As an educator, ethicist and theologian, James W. Fowler III gained international renown for his trailblazing work on faith development and practical theology.
He also was admired for his humility, generous spirit and for helping others to find their purpose in life.
During his nearly 30-year tenure at Emory University, Fowler inspired colleagues and students as the Howard Candler professor of theology and human development and as director of Emory’s Center for Ethics and Center for Research on Faith and Moral Development.
“Jim was a marvelous faculty member and world-renowned scholar who embodied the faith he studied, explained and discussed,” said former Emory president and Candler School of Theology dean James T. Laney. “He was a man of great faith, loyalty and was an inspiration to us all as a scholar, a faculty member and a friend.”
Fowler of Decatur died Oct. 16 after a long battle with Alzheimer’s disease. He was 75. His funeral will be held at 2 p.m. Saturday at Glenn Memorial United Methodist Church on the Emory campus, followed by a reception in the church fellowship hall.
Born on Oct. 12, 1940, in Reidsville, N.C., Fowler developed a lifelong love for the western North Carolina mountains early on. His parents’ religious beliefs also were a big influence on his life.
His father was a Methodist minister. His mother grew up a Quaker, who instilled the religion’s principles of social justice.
After graduating from Duke University and the Drew Theological Seminary, Fowler received his doctorate in religion and society from Harvard University in 1971.
From 1969 to 1975, Fowler taught at Harvard Divinity School, followed by a yearlong teaching stint at Boston College before joining the faculty at Emory’s Candler School in 1977. He also was an ordained elder in the Western North Carolina Conference of the United Methodist Church.
While at Emory, Fowler helped found the Center for Ethics in 1994 and served as its first director until his retirement in 2005. His legacy of programs, scholarship and inclusive leadership at the ethics center continues to inspire generations of scholars, friends and former colleagues said.

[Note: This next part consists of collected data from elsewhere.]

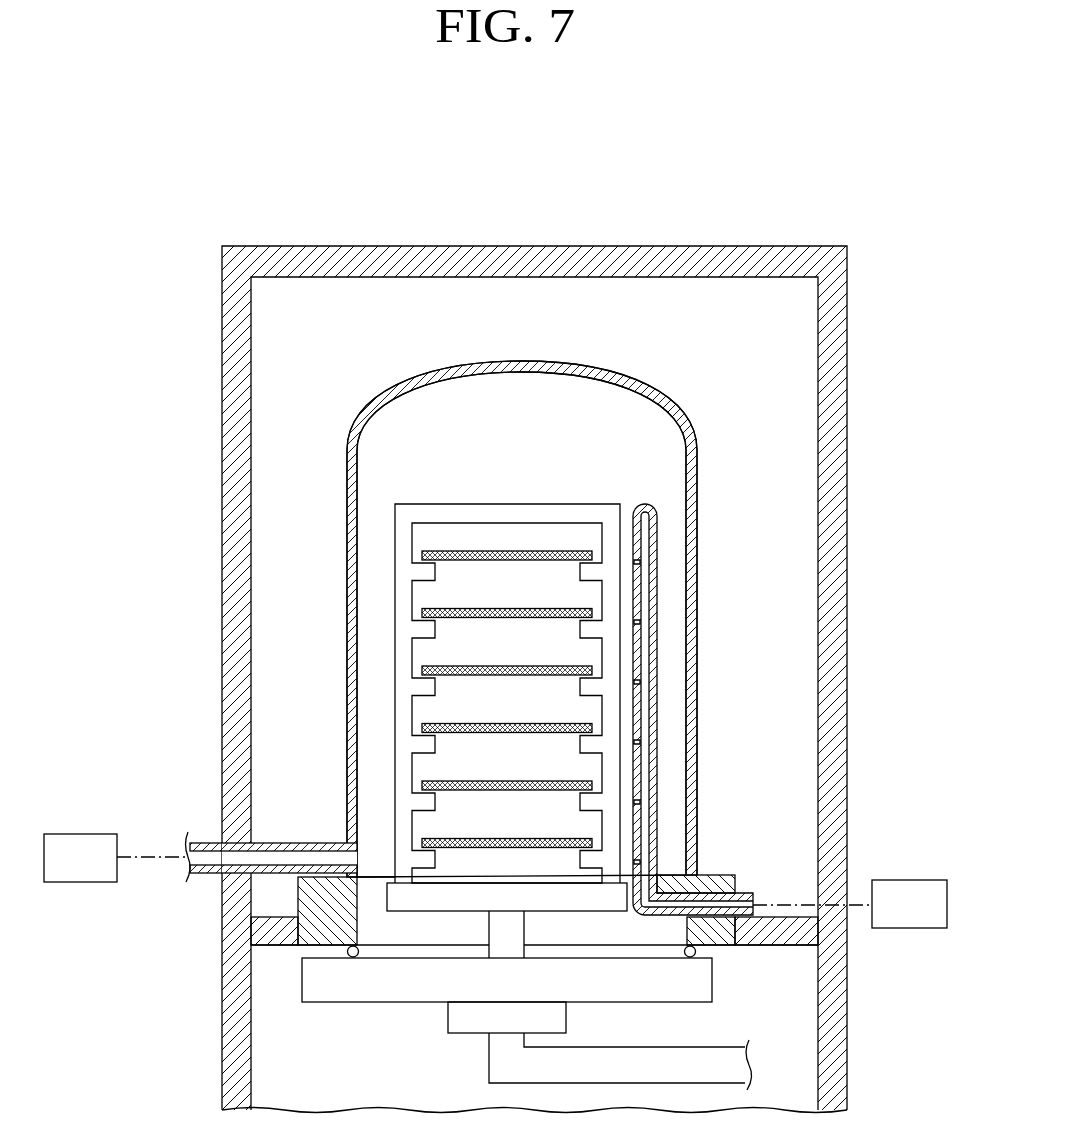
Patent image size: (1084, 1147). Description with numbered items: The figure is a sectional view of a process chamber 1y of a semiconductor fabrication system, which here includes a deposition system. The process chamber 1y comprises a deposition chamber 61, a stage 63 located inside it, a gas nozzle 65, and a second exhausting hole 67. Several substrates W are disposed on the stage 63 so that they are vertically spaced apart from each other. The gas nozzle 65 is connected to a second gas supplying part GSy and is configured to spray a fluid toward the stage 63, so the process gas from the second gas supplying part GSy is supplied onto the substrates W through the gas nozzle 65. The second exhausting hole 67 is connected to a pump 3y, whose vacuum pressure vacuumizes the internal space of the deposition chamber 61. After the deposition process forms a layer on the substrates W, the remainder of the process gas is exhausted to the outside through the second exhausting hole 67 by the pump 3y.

The process chamber 1y is at (552, 679).
The deposition chamber 61 is at (836, 577).
The stage 63 is at (612, 624).
The gas nozzle 65 is at (658, 676).
The substrate W is at (598, 700).
The second exhausting hole 67 is at (208, 875).
The pump 3y is at (88, 833).
The second gas supplying part GSy is at (918, 879).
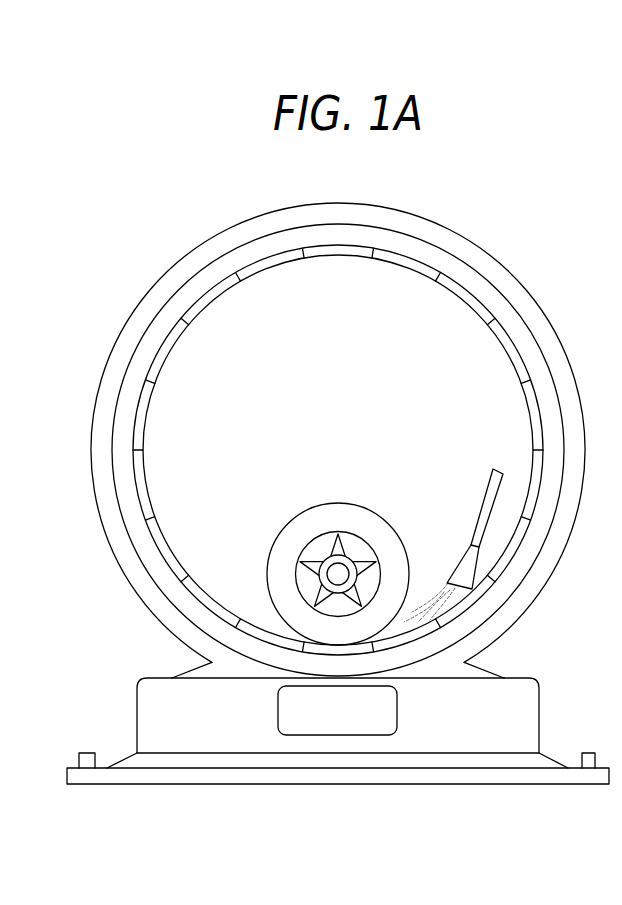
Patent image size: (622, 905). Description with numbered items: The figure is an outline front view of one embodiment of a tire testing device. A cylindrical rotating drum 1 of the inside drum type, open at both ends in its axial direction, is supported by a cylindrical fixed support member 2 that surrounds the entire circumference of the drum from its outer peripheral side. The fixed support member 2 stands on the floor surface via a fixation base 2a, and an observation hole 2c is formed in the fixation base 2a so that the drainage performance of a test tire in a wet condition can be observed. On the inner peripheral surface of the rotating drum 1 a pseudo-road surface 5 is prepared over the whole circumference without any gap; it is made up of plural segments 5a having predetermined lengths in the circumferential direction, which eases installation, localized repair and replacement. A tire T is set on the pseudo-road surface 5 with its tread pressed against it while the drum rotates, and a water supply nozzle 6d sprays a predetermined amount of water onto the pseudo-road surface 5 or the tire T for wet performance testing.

The rotating drum 1 is at (368, 239).
The fixed support member 2 is at (432, 231).
The fixation base 2a is at (497, 715).
The observation hole 2c is at (353, 715).
The pseudo-road surface 5 is at (147, 481).
The segments 5a is at (452, 292).
The water supply nozzle 6d is at (477, 518).
The tire T is at (335, 503).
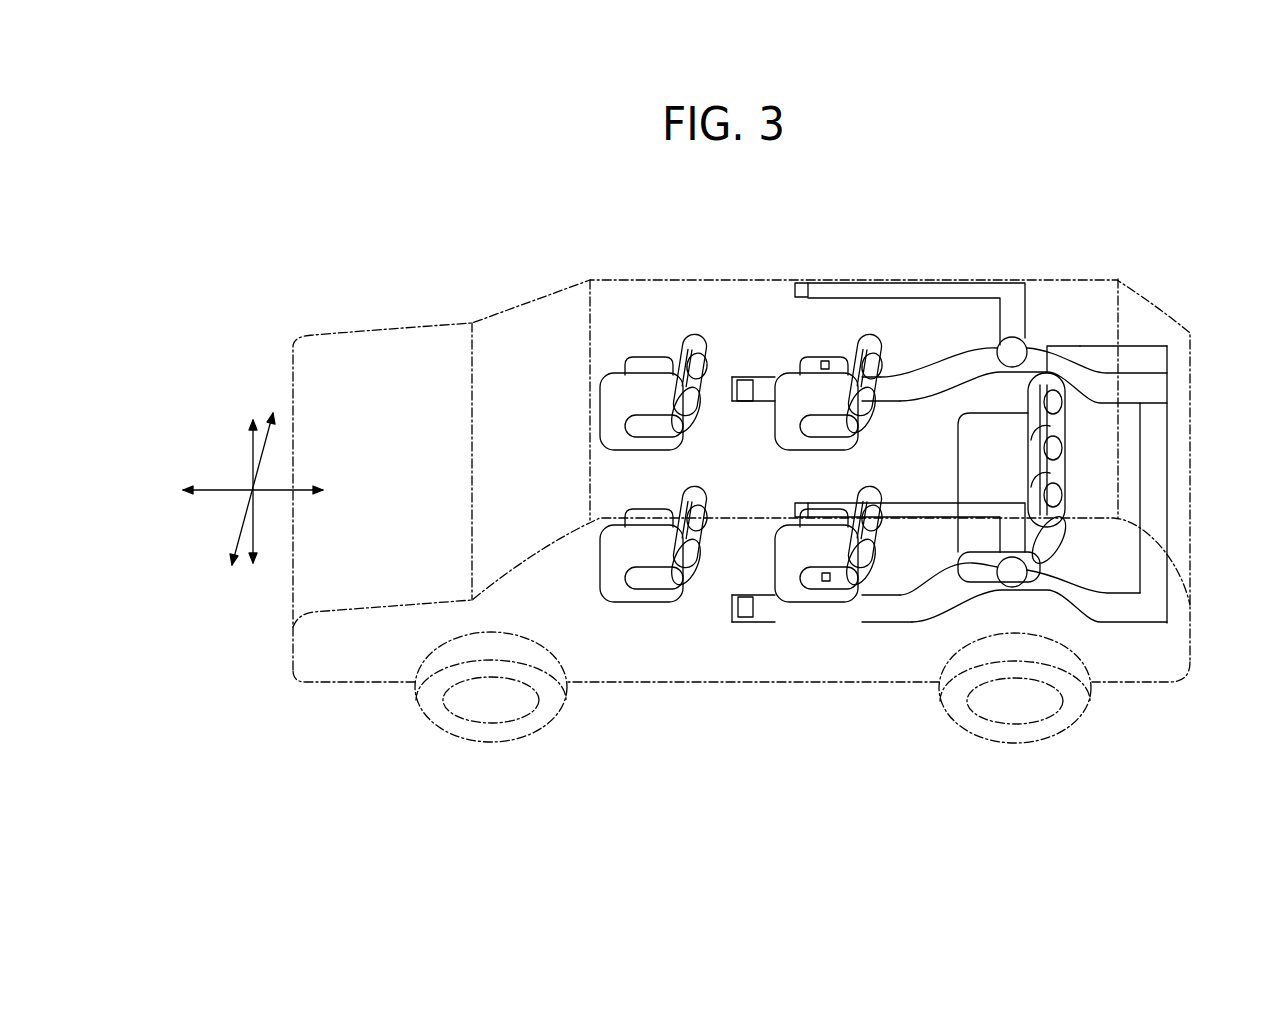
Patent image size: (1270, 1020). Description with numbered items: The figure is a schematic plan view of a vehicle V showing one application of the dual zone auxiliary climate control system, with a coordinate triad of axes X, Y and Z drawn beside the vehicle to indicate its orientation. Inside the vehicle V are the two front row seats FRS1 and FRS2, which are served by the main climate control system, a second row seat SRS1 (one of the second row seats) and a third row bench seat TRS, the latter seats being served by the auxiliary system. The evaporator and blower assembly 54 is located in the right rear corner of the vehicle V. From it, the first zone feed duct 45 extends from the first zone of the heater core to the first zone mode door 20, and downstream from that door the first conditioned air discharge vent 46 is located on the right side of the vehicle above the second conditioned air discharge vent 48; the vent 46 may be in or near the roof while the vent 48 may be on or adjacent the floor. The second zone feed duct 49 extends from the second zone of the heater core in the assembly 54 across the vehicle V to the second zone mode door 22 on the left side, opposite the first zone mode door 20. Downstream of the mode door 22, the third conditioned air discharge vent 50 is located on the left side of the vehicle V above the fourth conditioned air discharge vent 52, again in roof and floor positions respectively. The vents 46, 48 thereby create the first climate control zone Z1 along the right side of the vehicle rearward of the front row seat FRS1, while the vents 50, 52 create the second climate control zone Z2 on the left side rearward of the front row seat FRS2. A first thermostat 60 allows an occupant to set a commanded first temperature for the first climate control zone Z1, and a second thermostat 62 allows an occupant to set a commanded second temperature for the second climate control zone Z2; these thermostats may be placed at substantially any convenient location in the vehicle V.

The vehicle V is at (610, 276).
The vehicle longitudinal direction axis X is at (203, 495).
The vehicle width direction axis Y is at (252, 450).
The vehicle vertical direction axis Z is at (242, 537).
The front row seat FRS1 is at (648, 385).
The front row seat FRS2 is at (617, 553).
The second row seat SRS1 is at (877, 358).
The third row bench seat TRS is at (980, 455).
The first climate control zone Z1 is at (866, 330).
The second climate control zone Z2 is at (898, 570).
The first zone mode door 20 is at (1037, 353).
The second zone mode door 22 is at (1020, 587).
The first zone feed duct 45 is at (1038, 352).
The first conditioned air discharge vent 46 is at (800, 282).
The second conditioned air discharge vent 48 is at (740, 378).
The second zone feed duct 49 is at (1166, 503).
The third conditioned air discharge vent 50 is at (800, 505).
The fourth conditioned air discharge vent 52 is at (747, 618).
The evaporator and blower assembly 54 is at (1140, 357).
The first thermostat 60 is at (826, 360).
The second thermostat 62 is at (825, 582).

“I continue to meet people who studied under him and were influenced by his work,” said his brother-in-law and former college roommate Lawrence McCleskey, a retired United Methodist bishop. “He was optimistic and hopeful about life and the world and human potential. He believed people could make a positive difference in the world.”
A prolific author, Fowler is best known for his groundbreaking book “Stages of Faith: The Psychology of Human Development and the Quest for Meaning,” which has become a staple text in theology schools around the world. Now translated into German, Korean and Portuguese, the book outlines six stages of faith development that people experience from infancy to maturity.
As a mentor and ethicist, Fowler also set an example of empathy and kindness and helped many others find their calling, friends said.
“What Jim cared most about was creating a world in which everyone could find purposes for their lives that are part of the purposes of God,” said Andy Fleming, a former Fowler student and colleague at the Center for Ethics. “How people search for meaning in their lives changes over the course of their lives. His work integrated insights into human development, vocation and spirituality.”
In 1994, Fowler received the Oskar Pfister Award from the American Psychiatric Association and the William James Fellow Award from the Association for Psychological Science.
A music lover who played trumpet and sang tenor, Fowler enjoyed singing, spending time with his family and horseback riding near his childhood home in the Smoky Mountains.
“We married young. Life presented us with challenges, opportunities and many, many gifts of joy,” said his wife Lurline Fowler. “I am deeply grateful for our 53 years together.”
In addition to his wife, Fowler is survived by his daughters Joan Smythie Fowler Ray of Tucker and Margaret Lesesne Adams of Decatur; sisters Margaret Fowler McCleskey and Nina Elizabeth Fowler of Waynesville, N.C.; and four grandchildren.